Service activity fell to 45.7 this month, the purchasing managers’ index (PMI) from Markit said, down from 46 in October and solidly below the 50 level indicating no change.
This fall meant that despite a rise in the PMI for manufacturing activity – from 45.4 to 46.2 – the headline number increased just 0.1 to 45.8. This figure, also well below 50, signifies substantial contraction in economic activity across the currency bloc.
“The Eurozone economy continued to deteriorate at an alarming pace in November, and is entrenched in the steepest downturn since mid-2009,” said Markit chief economist Chris Williamson.
Williamson warned that the data implied Eurozone economies could slip deeper into recession in the fourth quarter of the year. “Officially, the region saw only a very modest slide back into recession in the third quarter, with GDP falling by a mere 0.1 per cent, but the PMI suggests that the downturn is set to gather pace significantly in the fourth quarter.”

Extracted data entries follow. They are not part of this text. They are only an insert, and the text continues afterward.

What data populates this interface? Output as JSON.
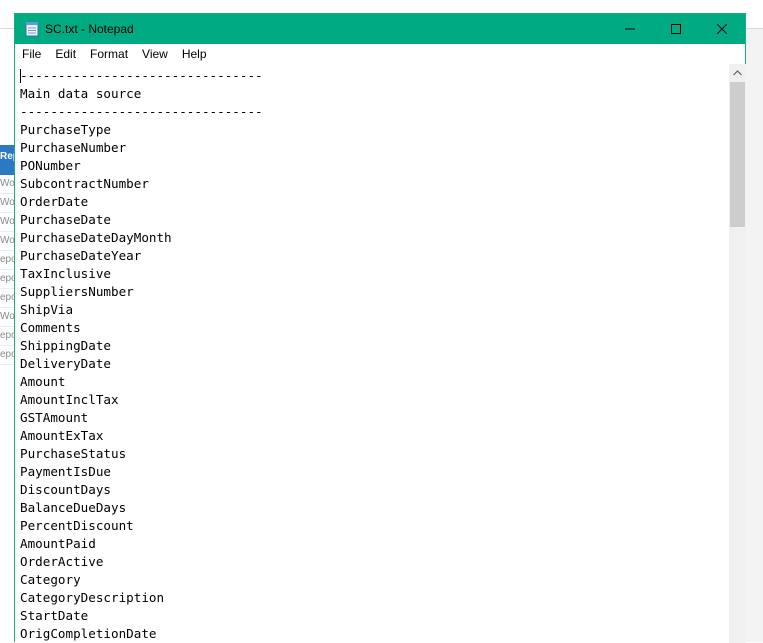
{
  "window": {
    "title": "SC.txt - Notepad",
    "icon": "notepad-icon",
    "controls": {
      "minimize": "—",
      "maximize": "☐",
      "close": "✕"
    },
    "accent_color": "#00ab84"
  },
  "menu": [
    "File",
    "Edit",
    "Format",
    "View",
    "Help"
  ],
  "document": {
    "lines": [
      "--------------------------------",
      "Main data source",
      "--------------------------------",
      "PurchaseType",
      "PurchaseNumber",
      "PONumber",
      "SubcontractNumber",
      "OrderDate",
      "PurchaseDate",
      "PurchaseDateDayMonth",
      "PurchaseDateYear",
      "TaxInclusive",
      "SuppliersNumber",
      "ShipVia",
      "Comments",
      "ShippingDate",
      "DeliveryDate",
      "Amount",
      "AmountInclTax",
      "GSTAmount",
      "AmountExTax",
      "PurchaseStatus",
      "PaymentIsDue",
      "DiscountDays",
      "BalanceDueDays",
      "PercentDiscount",
      "AmountPaid",
      "OrderActive",
      "Category",
      "CategoryDescription",
      "StartDate",
      "OrigCompletionDate"
    ]
  },
  "background": {
    "band_label": "Rep",
    "list_rows": [
      "Wor",
      "Wor",
      "Wor",
      "Wor",
      "epo",
      "epo",
      "epo",
      "Wor",
      "epo",
      "epo"
    ]
  }
}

Both French and German PMI figures also improved – but both also stayed below 50. France, the bloc’s second biggest economy, saw an improvement in the indices for both manufacturing and services activity, bringing its headline number up from 43.5 to 44.6. Eurozone powerhouse Germany posted a better overall PMI – 47.9, up from 47.7 in October – but saw services fall to a 41-month low of 48.
This data came in tandem with figures on consumer confidence from the European Commission. Confidence dived to minus 26.9 in the euro area in November, the data showed, from minus 25.7 in October.